Life Education Queensland CEO Michael Fawsitt said the support means close to 4000 local school children will be able to access vital learning about hygiene, physical activity, nutrition and respectful relationships.
“It’s important that our service is available to as many Queensland children as possible, particularly those in regional, remote and disadvantaged communities,” Mr Fawsitt said. “Reducing chronic preventable disease starts with educating our kids to make safe and healthy choices.”
The health of Queenslanders 2018 – Report of the Chief Health Officer Queensland stated that:
“Chronic diseases caused 64% of total burden for Indigenous Australians, and accounted for 70% of the health gap between Indigenous and non-Indigenous Australians. More than one-third of the burden of disease in Indigenous Australians could have been prevented through modifiable risk factors.”
Through our tailored program, Life Education Queensland is working to improve the health and wellbeing of children in remote communities.
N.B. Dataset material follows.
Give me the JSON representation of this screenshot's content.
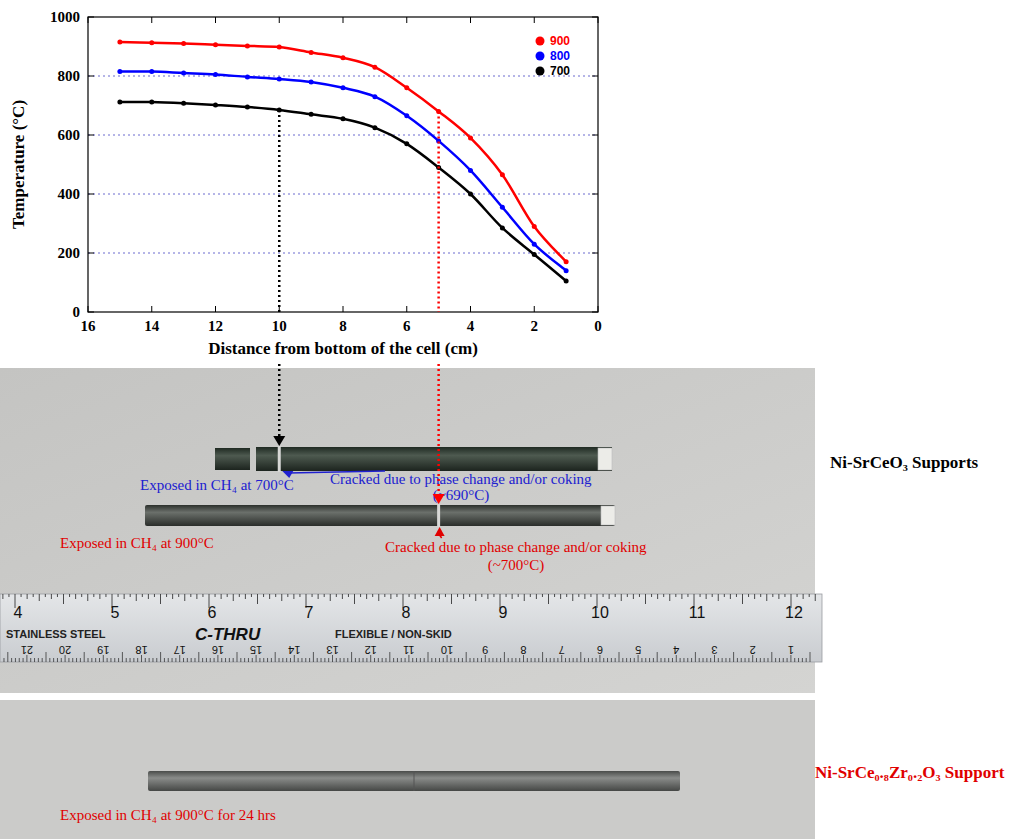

For example, the Life Education module, My Body Matters teaches young people –
• the importance of personal hygiene
• choosing foods for a healthy balanced diet
• benefits of physical activity and sleep
• and ways to keep safe at home, school and in the community
We look forward to returning to the Mt Isa region in 2021 and continuing to make a difference in the lives of children in state’s north west.
*Australian Institute of Health and Welfare. Impact and causes of illness and death in Aboriginal and Torres Strait Islander people 2011. Cat. no. BOD 8. AIHW: Canberra; 2016.
**Australian Bureau of Statistics. Australian Aboriginal and Torres Strait Islander health survey: consumption of food groups from the Australian Dietary Guidelines, Australia 2012–13. Cat. no. 4727.0.55.008. ABS: Canberra; 2016.